Now you might be saying "when are we assigning a single value to a column vs. performing a calculation on a column?" and that would be a great question! The answer lies in _vectorization_— the process of performing calculations on entire columns at once. 

Certain operations can be vectorized and act on other columns, while others need to be _applied_ row-by-row. We'll talk about applying row-wise functions later in the course, but for now we'll focus on vectorized operations. 

In [None]:
open_seven_days_df.columns

In [None]:
open_seven_days_df["open_closed"] = (
    "Today, the park is: " + open_seven_days_df["closed_open"]
)

open_seven_days_df["open_closed"]

It's also possible to select in Pandas using `iloc` and `loc`. As the name suggest, one is for selecting an _index_, the other a _column_

In [None]:
# this gets the first row of the dataframe
open_seven_days_df.iloc[0:1]

In [None]:
# this gets the rows of the dataframe with index 6, which happens to be the first row :)
open_seven_days_df.loc[6:7]

Filtering in pandas is most easily accomplished by supplying conditions when selecting data, for example

In [None]:
parks_df = pd.read_parquet("../../data/nps/nps_public_data_parks.parquet")

parks_df[parks_df["fullName"] == "Zion National Park"]

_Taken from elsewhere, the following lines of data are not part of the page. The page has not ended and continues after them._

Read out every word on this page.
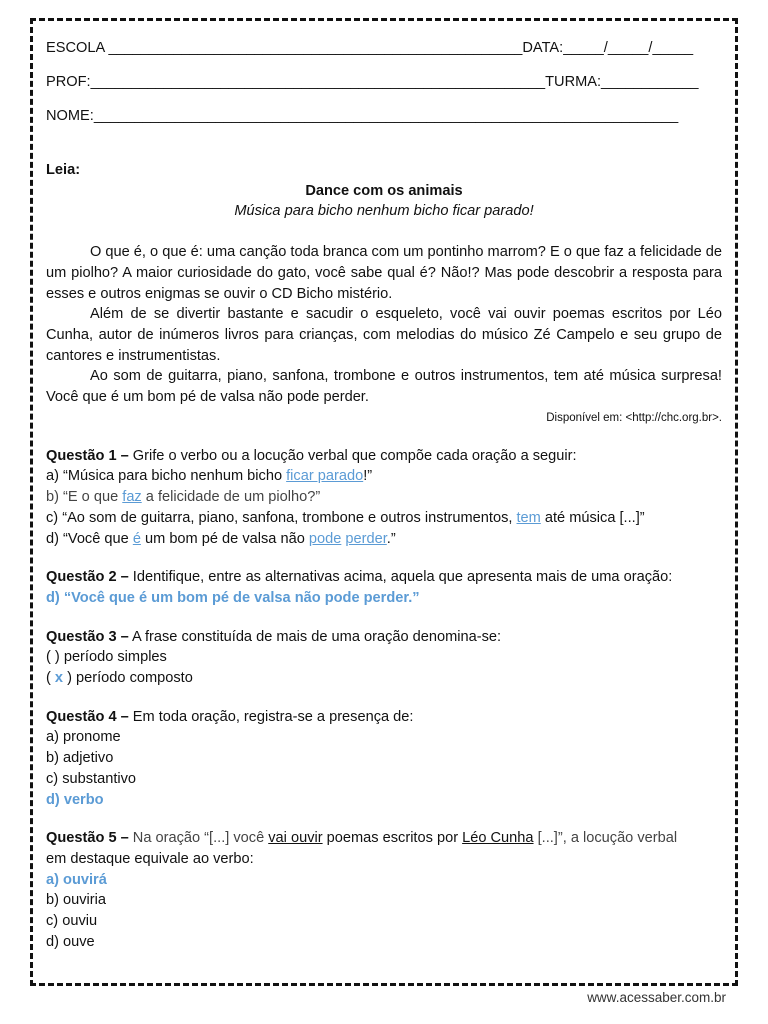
ESCOLA ___________________________________________________DATA:_____/_____/_____
PROF:________________________________________________________TURMA:____________
NOME:________________________________________________________________________
Leia:
Dance com os animais
Música para bicho nenhum bicho ficar parado!
O que é, o que é: uma canção toda branca com um pontinho marrom? E o que faz a felicidade de um piolho? A maior curiosidade do gato, você sabe qual é? Não!? Mas pode descobrir a resposta para esses e outros enigmas se ouvir o CD Bicho mistério.
Além de se divertir bastante e sacudir o esqueleto, você vai ouvir poemas escritos por Léo Cunha, autor de inúmeros livros para crianças, com melodias do músico Zé Campelo e seu grupo de cantores e instrumentistas.
Ao som de guitarra, piano, sanfona, trombone e outros instrumentos, tem até música surpresa! Você que é um bom pé de valsa não pode perder.
Disponível em: <http://chc.org.br>.
Questão 1 – Grife o verbo ou a locução verbal que compõe cada oração a seguir:
a) “Música para bicho nenhum bicho ficar parado!”
b) “E o que faz a felicidade de um piolho?”
c) “Ao som de guitarra, piano, sanfona, trombone e outros instrumentos, tem até música [...]”
d) “Você que é um bom pé de valsa não pode perder.”
Questão 2 – Identifique, entre as alternativas acima, aquela que apresenta mais de uma oração:
d) “Você que é um bom pé de valsa não pode perder.”
Questão 3 – A frase constituída de mais de uma oração denomina-se:
( ) período simples
( x ) período composto
Questão 4 – Em toda oração, registra-se a presença de:
a) pronome
b) adjetivo
c) substantivo
d) verbo
Questão 5 – Na oração “[...] você vai ouvir poemas escritos por Léo Cunha [...]”, a locução verbal
em destaque equivale ao verbo:
a) ouvirá
b) ouviria
c) ouviu
d) ouve
www.acessaber.com.br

We can pass any number of boolean operations to successively filter a dataframe this way

In [None]:
parks_df[parks_df["states"].str.contains("UT") & parks_df["states"].str.contains("AZ")]

In [None]:
parks_df[
    (parks_df["states"].str.contains("UT") & parks_df["states"].str.contains("AZ"))
    | parks_df["states"].str.contains("WY")
]

In [None]:
parks_df[
    (parks_df["longitude"] < -140)
    & (parks_df["latitude"] > 60)
    & (parks_df["designation"] == "National Park")
]

We can select entire columns through a familiar notation & combine with our filtering, too

In [None]:
parks_df[["fullName", "states"]]

In [None]:
parks_df[
    (parks_df["longitude"] < -140)
    & (parks_df["latitude"] > 60)
    & (parks_df["designation"] == "National Park")
][["fullName", "states"]]